O, Stop and Tell Me, Red Man,"
by W. W. Phelps, #224 in the "Songs of Zion".
O stop and tell me, Red Man,
Who are ye? why you roam?
And how you get your living?
Have you no God;—no home?
With stature straight and portly,
And decked in native pride,
With feathers, paints and broaches,
He willingly replied:—
I once was pleasant Ephraim,
When Jacob for me prayed,
But oh! how blessings vanish,
When man from God has strayed!
Before you nation knew us,
Some thousand moons ago,
Our fathers fell in darkness,
And wandered to and fro.
And long they've lived by hunting,
Instead of work and arts,
And so our race has dwindled
To idle Indian hearts.
Yet hope within us lingers,
As if the Spirit spoke:—
He'll come for your redemption,
And break your Gentile yoke:
And all your captive brothers,
From every clime shall come,
And quit their savage customs,
To live with God at home.
Then joy will fill our bosoms,
And blessings crown our days,
To live in pure religion,
And sing our Maker's praise.
After the first verse she stopped, but the Indians, who had stopped eating to listen, seemed intensely interested, and demanded more. The women were looking at her in open astonishment. When she had sung the entire four verses of the hymn, the Indians, to the utter astonishment and relief of the women, quietly arose and filed silently out of the door and out of the gate.
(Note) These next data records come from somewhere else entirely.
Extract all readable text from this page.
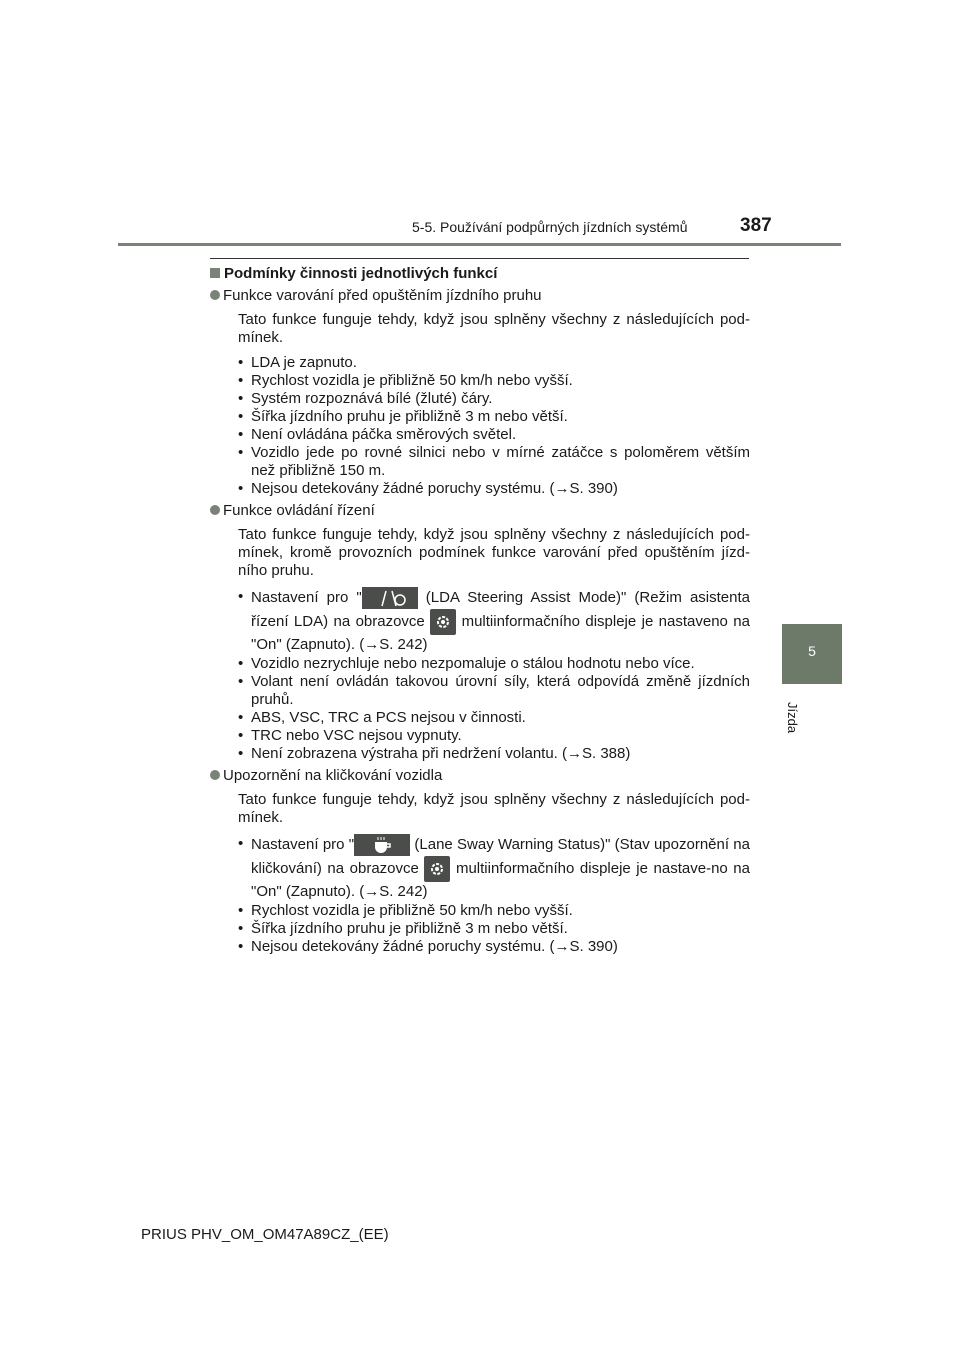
5-5. Používání podpůrných jízdních systémů	387
5
Jízda

Podmínky činnosti jednotlivých funkcí

Funkce varování před opuštěním jízdního pruhu

Tato funkce funguje tehdy, když jsou splněny všechny z následujících pod-mínek.

• LDA je zapnuto.
• Rychlost vozidla je přibližně 50 km/h nebo vyšší.
• Systém rozpoznává bílé (žluté) čáry.
• Šířka jízdního pruhu je přibližně 3 m nebo větší.
• Není ovládána páčka směrových světel.
• Vozidlo jede po rovné silnici nebo v mírné zatáčce s poloměrem větším než přibližně 150 m.
• Nejsou detekovány žádné poruchy systému. (→S. 390)

Funkce ovládání řízení

Tato funkce funguje tehdy, když jsou splněny všechny z následujících pod-mínek, kromě provozních podmínek funkce varování před opuštěním jízd-ního pruhu.

• Nastavení pro "	(LDA Steering Assist Mode)" (Režim asistenta řízení LDA) na obrazovce
multiinformačního displeje je nastaveno na "On" (Zapnuto). (→S. 242)
• Vozidlo nezrychluje nebo nezpomaluje o stálou hodnotu nebo více.
• Volant není ovládán takovou úrovní síly, která odpovídá změně jízdních pruhů.
• ABS, VSC, TRC a PCS nejsou v činnosti.
• TRC nebo VSC nejsou vypnuty.
• Není zobrazena výstraha při nedržení volantu. (→S. 388)

Upozornění na kličkování vozidla

Tato funkce funguje tehdy, když jsou splněny všechny z následujících pod-mínek.

• Nastavení pro "	(Lane Sway Warning Status)" (Stav upozornění na kličkování) na obrazovce
multiinformačního displeje je nastave-no na "On" (Zapnuto). (→S. 242)
• Rychlost vozidla je přibližně 50 km/h nebo vyšší.
• Šířka jízdního pruhu je přibližně 3 m nebo větší.
• Nejsou detekovány žádné poruchy systému. (→S. 390)
PRIUS PHV_OM_OM47A89CZ_(EE)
"Why, Sister King, " the women exclaimed as they gathered around her, "We didn't know you knew the Indian language. " Matilda King couldn't imagine what they meant, and quickly told them she didn't. "But you sang the entire song in their own language, they said excitedly. " They understood every work of it." And so she had God's spirit directing her, sung so that the Indians understood, and it went straight to their hearts, and they left the frightened women to go back to their camp to ponder the words of the song they had heard.
Thomas Rice King was an elder in the church and filled two missions to England. Four of his five sons filled missions. His eldest son, William, spent twelve years in the Hawaiian Islands. Later he helped colonize and establish the Skull Valley Colony in Utah.
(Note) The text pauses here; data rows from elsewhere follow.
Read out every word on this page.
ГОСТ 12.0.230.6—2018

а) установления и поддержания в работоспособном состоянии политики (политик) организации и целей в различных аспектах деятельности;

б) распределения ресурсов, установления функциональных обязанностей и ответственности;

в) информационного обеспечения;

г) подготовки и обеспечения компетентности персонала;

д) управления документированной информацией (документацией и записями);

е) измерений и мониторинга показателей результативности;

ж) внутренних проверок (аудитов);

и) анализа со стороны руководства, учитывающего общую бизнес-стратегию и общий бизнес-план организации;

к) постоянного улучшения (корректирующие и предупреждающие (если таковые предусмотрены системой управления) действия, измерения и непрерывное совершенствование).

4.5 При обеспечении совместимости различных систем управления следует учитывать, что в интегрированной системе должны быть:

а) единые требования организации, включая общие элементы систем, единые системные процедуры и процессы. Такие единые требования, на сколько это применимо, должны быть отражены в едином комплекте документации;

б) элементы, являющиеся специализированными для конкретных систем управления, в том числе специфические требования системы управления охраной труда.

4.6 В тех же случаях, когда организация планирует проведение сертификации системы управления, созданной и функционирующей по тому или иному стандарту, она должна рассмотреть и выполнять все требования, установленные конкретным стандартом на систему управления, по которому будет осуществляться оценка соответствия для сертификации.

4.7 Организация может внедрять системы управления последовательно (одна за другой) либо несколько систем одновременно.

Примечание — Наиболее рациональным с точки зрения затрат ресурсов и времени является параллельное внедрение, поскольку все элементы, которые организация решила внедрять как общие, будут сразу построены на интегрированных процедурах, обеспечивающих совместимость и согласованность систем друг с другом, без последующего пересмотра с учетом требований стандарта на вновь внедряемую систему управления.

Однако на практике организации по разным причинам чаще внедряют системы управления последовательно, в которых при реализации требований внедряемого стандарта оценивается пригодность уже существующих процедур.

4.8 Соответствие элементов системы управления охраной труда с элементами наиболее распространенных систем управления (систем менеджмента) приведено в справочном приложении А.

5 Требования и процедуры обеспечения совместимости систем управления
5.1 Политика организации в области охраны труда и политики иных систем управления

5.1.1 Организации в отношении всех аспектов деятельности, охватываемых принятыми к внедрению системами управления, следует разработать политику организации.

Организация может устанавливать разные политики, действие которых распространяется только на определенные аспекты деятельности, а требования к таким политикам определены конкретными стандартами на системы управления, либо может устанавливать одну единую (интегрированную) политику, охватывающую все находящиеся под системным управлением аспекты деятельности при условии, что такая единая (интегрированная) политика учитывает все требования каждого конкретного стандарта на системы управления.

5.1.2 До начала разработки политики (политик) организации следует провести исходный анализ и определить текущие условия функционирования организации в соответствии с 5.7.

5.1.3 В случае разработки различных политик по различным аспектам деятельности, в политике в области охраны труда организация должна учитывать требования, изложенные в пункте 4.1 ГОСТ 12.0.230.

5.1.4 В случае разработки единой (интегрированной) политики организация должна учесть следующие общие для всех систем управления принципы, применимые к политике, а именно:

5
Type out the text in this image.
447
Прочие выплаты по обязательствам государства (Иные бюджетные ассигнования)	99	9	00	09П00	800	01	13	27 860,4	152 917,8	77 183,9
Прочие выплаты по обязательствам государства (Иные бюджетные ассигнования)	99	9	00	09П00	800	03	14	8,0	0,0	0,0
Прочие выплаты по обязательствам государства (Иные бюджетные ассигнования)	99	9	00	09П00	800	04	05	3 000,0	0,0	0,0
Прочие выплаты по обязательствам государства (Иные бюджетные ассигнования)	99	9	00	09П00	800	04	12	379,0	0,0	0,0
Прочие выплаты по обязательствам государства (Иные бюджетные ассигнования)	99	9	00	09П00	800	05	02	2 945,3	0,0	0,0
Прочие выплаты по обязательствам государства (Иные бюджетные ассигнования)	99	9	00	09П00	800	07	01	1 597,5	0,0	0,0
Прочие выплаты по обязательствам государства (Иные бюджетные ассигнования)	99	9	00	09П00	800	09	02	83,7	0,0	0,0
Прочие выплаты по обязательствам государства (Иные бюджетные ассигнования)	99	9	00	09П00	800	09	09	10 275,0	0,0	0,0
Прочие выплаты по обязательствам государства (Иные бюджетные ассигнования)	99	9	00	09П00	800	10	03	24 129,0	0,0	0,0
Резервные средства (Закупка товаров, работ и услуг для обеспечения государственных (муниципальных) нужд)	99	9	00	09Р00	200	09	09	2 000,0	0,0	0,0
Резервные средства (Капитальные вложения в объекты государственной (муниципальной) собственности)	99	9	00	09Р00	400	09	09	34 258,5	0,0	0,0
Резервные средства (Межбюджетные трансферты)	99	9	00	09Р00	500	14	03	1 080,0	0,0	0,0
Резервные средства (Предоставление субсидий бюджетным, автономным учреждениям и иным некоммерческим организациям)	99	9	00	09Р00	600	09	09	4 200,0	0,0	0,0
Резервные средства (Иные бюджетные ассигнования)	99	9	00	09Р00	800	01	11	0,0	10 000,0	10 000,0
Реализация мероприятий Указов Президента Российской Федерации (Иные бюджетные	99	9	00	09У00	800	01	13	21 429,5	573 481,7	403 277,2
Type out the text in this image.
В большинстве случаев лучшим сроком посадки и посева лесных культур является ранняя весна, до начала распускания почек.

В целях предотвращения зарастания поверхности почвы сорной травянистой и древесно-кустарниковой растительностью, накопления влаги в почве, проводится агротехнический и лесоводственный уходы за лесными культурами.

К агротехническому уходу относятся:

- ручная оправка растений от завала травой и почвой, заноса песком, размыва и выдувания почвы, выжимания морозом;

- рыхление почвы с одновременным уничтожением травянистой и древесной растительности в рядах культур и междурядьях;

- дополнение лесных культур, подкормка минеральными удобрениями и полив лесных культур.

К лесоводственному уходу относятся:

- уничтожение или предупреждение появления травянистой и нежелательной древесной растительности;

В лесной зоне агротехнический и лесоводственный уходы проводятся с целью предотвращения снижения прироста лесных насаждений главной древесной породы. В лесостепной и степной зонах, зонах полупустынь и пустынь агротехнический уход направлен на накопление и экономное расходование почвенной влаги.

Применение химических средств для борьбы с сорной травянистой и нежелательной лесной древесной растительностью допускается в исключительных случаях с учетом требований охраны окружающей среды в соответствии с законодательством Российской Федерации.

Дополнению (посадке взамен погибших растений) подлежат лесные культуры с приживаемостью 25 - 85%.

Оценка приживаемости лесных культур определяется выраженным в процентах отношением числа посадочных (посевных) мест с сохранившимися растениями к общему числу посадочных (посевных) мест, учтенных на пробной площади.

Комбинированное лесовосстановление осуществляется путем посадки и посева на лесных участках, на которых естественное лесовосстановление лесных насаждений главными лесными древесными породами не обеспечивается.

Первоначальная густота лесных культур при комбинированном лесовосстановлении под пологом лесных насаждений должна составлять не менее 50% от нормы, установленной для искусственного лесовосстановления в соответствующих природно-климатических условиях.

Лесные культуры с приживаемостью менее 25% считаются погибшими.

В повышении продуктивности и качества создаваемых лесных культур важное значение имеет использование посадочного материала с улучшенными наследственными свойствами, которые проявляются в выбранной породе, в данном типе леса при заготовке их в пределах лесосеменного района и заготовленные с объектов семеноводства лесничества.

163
His second son, Culbert King, after filling a mission became Bishop of Kanosh, where he did a wonderful work among the Indians. May 28, 1887, he baptized eighty-five Indians of the Kanosh Tribe.
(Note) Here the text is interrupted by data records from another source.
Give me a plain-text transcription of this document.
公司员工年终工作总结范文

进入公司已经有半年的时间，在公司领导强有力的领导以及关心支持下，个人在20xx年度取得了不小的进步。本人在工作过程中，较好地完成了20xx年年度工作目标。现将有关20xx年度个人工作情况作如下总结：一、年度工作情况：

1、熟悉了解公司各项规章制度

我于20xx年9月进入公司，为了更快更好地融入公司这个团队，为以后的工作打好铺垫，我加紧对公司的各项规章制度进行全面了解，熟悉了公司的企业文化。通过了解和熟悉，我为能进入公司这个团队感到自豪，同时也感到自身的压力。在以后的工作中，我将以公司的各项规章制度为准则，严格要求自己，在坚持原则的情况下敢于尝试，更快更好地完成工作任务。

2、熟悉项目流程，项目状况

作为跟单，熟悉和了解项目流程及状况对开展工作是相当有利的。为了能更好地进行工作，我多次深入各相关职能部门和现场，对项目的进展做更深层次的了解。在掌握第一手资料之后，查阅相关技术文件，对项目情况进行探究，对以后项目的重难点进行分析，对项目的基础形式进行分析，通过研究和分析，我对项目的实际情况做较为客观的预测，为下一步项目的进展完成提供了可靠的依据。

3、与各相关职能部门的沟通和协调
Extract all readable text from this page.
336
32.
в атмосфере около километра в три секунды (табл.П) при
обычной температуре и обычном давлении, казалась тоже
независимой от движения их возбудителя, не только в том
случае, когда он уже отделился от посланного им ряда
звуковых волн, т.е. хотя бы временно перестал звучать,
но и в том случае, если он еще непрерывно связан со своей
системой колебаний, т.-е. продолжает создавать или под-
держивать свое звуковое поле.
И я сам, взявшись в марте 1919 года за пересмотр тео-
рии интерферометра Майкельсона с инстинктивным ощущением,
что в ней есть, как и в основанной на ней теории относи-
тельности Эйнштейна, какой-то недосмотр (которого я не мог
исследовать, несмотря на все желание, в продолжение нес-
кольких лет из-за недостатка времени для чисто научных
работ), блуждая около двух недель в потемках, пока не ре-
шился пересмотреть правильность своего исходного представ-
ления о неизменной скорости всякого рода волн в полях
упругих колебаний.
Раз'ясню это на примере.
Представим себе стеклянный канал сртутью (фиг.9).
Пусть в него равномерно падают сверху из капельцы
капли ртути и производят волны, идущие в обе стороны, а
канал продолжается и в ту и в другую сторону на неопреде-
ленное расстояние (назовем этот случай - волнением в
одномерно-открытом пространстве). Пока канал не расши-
In 1877, Thomas Rice King and his sons were sent by President Brigham Young to establish the United Order in Piute County. The town was called Kingston. Thomas Rice King was President, Joel White, Vice-President, and John Wilcox, Secretary. It is the testimony of all who lived in this order, that it was the happiest time in their lives. Everything was established for their convenience. Houses were all built alike. There was a large vegetable garden, with an expert gardener. The dairy was in Grass Valley, thirteen miles away, where grass and food were plentiful. John King (Robison) was overseer of the dairy. They had sheep, and woolen mills were built, where they spun and wove their own cloth, blankets, yarn, etc. The old mill still stands, as does the Gristmill where their flour, corn meal, bran and shorts were made. Thomas Rice King made a success of whatever he undertook and a great friend to the Indians. He was loved by all and everyone mourned his passing, February 5, 1879. He was buried in the Kingston Cemetery. When Matilda, his wife, died February 19, 1894, at Kingston, Thomas Rice's body was taken up and they both were interred February 21, 1894, Coyote, Utah, now known as Antimony.